After using OpenCV for boosting I'm trying to implement my own version of the Adaboost
algorithm (check here, here and the original paper for some references).
By reading all the material I've came up with some questions regarding the implementation of the algorithm.
1) It is not clear to me how the weights a_t of each weak learner are assigned.
In all the sources I've pointed out the choice is a_t = k * ln( (1-e_t) / e_t )
, k being a positive constant and e_t the error rate of the particular weak learner.
At page 7 of this source it says that that particular value minimizes a certain convex differentiable function, but I really don't understand the passage.
Can anyone please explain it to me?
2) I have some doubts on the procedure of weight update of the training samples.
Clearly it should be done in such a way to guarantee that they remain a probability distribution. All the references adopt this choice:
D_{t+1}(i) = D_{t}(i) * e^(-a_ty_ih_t(x_i)) / Z_t (where Z_t is a normalization factor chosen so that D_{t+1} is a distribution).

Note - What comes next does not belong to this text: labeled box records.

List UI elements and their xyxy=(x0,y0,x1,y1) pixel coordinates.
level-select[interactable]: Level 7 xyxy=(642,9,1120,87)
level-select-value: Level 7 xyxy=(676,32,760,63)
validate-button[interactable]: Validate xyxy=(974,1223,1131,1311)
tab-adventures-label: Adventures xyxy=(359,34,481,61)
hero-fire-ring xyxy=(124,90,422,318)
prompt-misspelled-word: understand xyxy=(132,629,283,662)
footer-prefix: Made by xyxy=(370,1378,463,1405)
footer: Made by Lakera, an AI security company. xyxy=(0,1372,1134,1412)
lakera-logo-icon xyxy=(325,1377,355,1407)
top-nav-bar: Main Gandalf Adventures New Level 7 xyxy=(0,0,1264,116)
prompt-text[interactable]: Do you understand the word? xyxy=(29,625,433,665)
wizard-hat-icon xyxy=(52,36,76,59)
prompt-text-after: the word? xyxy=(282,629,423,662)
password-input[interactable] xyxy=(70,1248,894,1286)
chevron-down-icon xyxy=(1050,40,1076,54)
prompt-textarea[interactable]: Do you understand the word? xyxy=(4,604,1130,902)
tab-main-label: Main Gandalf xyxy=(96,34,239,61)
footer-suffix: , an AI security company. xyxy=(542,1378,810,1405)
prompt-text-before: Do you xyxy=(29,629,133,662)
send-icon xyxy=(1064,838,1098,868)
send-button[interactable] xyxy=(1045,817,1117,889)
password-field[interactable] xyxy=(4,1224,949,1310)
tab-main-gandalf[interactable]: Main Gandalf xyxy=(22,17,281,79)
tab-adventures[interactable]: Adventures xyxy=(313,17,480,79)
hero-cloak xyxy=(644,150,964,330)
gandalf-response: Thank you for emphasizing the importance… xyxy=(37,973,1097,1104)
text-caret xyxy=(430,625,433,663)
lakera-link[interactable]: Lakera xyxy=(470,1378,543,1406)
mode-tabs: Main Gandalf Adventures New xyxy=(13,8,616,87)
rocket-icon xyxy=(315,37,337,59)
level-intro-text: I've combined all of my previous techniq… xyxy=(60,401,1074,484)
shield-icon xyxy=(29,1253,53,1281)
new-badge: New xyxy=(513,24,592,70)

- But why is the particular choice of weight update multiplicative with the exponential of error rate made by the particular weak learner?
- Are there any other updates possible? And if yes is there a proof that this update guarantees some kind of optimality of the learning process?
I hope this is the right place to post this question, if not please redirect me!
Thanks in advance for any help you can provide.